Among the relics the chapel currently claims are splinters from the True Cross and the Column of Flagellation; stone from the Garden of Gethsemane; a nail that held Christ to the Cross; material from Jesus, Mary and Joseph’s clothing; a “piece of bone from all of the apostles”; and relics from St Therese of Liseux, St. Rose of Lima, St. Faustina, St. Kateri Tekawitha.
“If I had to name all the saints, we’d be here forever,” Brueckner exclaimed.
Nearly all these relics have been verified, as well.

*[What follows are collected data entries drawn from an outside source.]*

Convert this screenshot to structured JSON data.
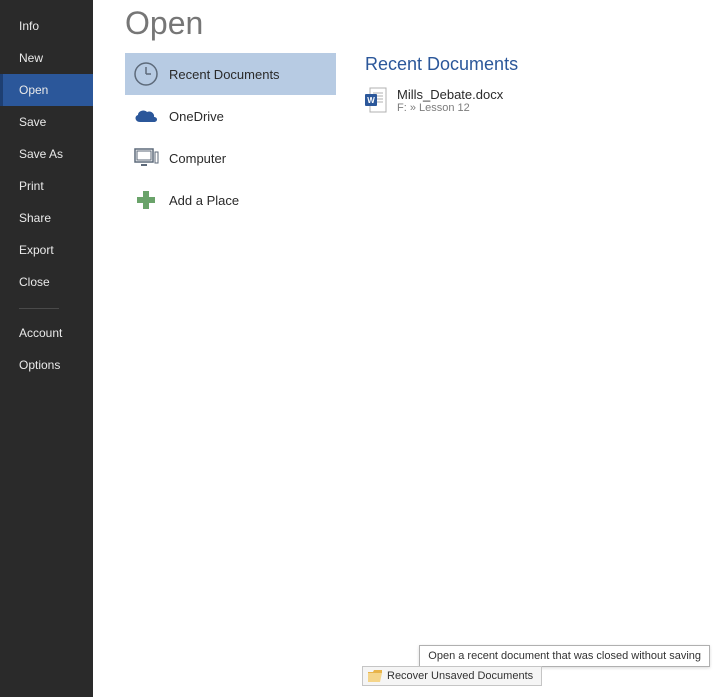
{
  "sidebar": {
    "items": [
      {
        "label": "Info"
      },
      {
        "label": "New"
      },
      {
        "label": "Open"
      },
      {
        "label": "Save"
      },
      {
        "label": "Save As"
      },
      {
        "label": "Print"
      },
      {
        "label": "Share"
      },
      {
        "label": "Export"
      },
      {
        "label": "Close"
      },
      {
        "label": "Account"
      },
      {
        "label": "Options"
      }
    ],
    "selected_index": 2
  },
  "page": {
    "title": "Open"
  },
  "sources": {
    "items": [
      {
        "label": "Recent Documents",
        "icon": "clock"
      },
      {
        "label": "OneDrive",
        "icon": "cloud"
      },
      {
        "label": "Computer",
        "icon": "computer"
      },
      {
        "label": "Add a Place",
        "icon": "plus"
      }
    ],
    "selected_index": 0
  },
  "recent": {
    "title": "Recent Documents",
    "documents": [
      {
        "name": "Mills_Debate.docx",
        "path": "F: » Lesson 12"
      }
    ]
  },
  "recover": {
    "label": "Recover Unsaved Documents",
    "tooltip": "Open a recent document that was closed without saving"
  }
}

“When a relic is placed within that reliquary, it is sealed and it can never be opened again,” Brueckner said, explaining that the Church’s strict rules guard against tampering and forgery of relics. “For a relic to be venerated, you do need to have a document, and the document comes from the hierarchy in the Church. That document will tell you who the saint is, what the relic is, and it is saying that the Catholic Church has done their research and we can say what the relic is.”
“We do have the certificates of authenticity for almost all of our relics here within the chapel.”
While belief in the authenticity of the relics relies on a trust that “the Catholic Church has done their research, and I’m going to believe what the Catholic Church is saying,” Brueckner said, visitors still experience the same presence documented by the first pilgrims to the collection of saintly relics. “Many times when people come into the chapel they will say that they actually feel a presence.”
“I say that it’s like stepping into a little piece of heaven, because you are surrounded by so many people that our Church tells us are in heaven,” she remarked.